Le hasard des rencontres familiales m’a fait retrouver aujourd’hui des proches au Louvre. Une foule folle, un dimanche veille de jour férié. 99% d’étrangers. Une cohue pas très agréable et je me suis demandé ce que ces piétineurs pouvaient apprécier et retenir des œuvres dans un tel brouhaha.

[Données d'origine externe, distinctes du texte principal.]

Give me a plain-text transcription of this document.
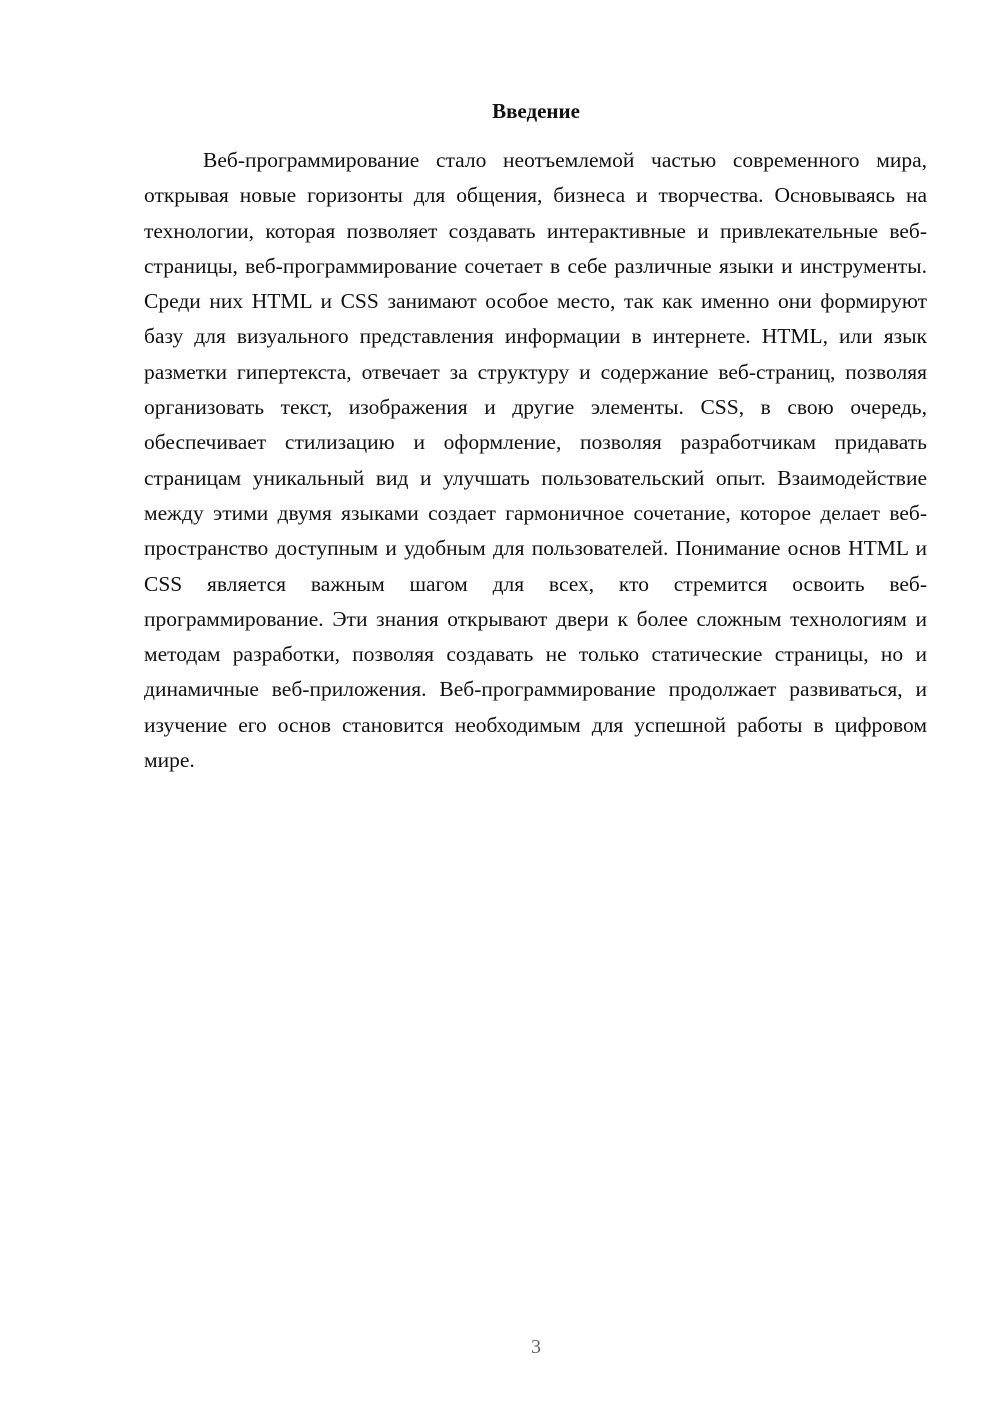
Введение

Веб-программирование стало неотъемлемой частью современного мира, открывая новые горизонты для общения, бизнеса и творчества. Основываясь на технологии, которая позволяет создавать интерактивные и привлекательные веб-страницы, веб-программирование сочетает в себе различные языки и инструменты. Среди них HTML и CSS занимают особое место, так как именно они формируют базу для визуального представления информации в интернете. HTML, или язык разметки гипертекста, отвечает за структуру и содержание веб-страниц, позволяя организовать текст, изображения и другие элементы. CSS, в свою очередь, обеспечивает стилизацию и оформление, позволяя разработчикам придавать страницам уникальный вид и улучшать пользовательский опыт. Взаимодействие между этими двумя языками создает гармоничное сочетание, которое делает веб-пространство доступным и удобным для пользователей. Понимание основ HTML и CSS является важным шагом для всех, кто стремится освоить веб-программирование. Эти знания открывают двери к более сложным технологиям и методам разработки, позволяя создавать не только статические страницы, но и динамичные веб-приложения. Веб-программирование продолжает развиваться, и изучение его основ становится необходимым для успешной работы в цифровом мире.

3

Et puis j’en ai vu un, puis deux, puis, mon attention étant aiguisée, probablement des dizaines au cours de ma balade : des touristes avec le Da Vinci Code en main. Il faut dire que le film sort dans une grosse quinzaine de jours. Mais ça n’en était pas moins étonnant. La plupart faisaient la balade avec leur Dan Brown ouvert au lieu du guide officiel du Musée. Sans doute cherchaient-ils à faire correspondre les descriptions et les salles qu’ils traversaient. Cherchaient-ils des indices ? Allaient-ils se griller les yeux à essayer de lire un quelconque message codé sur les toiles ?
Indépendamment de la valeur intrinsèque de ce livre – contestable, dira-t-on sobrement pour ne pas rentrer dans la polémique – cette scène cocasse appelle une autre question : un livre peut-il encore donner envie de découvrir le monde ? Il semblerait. Quelle belle revanche de la fiction ! Quelle belle revanche de l’édition ! Comme on voyageait au XIXe siècle à travers l’Europe, ses classiques en main, les touristes d’aujourd’hui cherchent dans nos rues la vérité d’un livre. Bon, Dan Brown n’est i Homère ni Cicéron, mais je ne peux m’empêcher de le remercier ce soir pour cette fonction induite, qu’il n’avait certainement pas imaginée en écrivant son thriller bien formaté.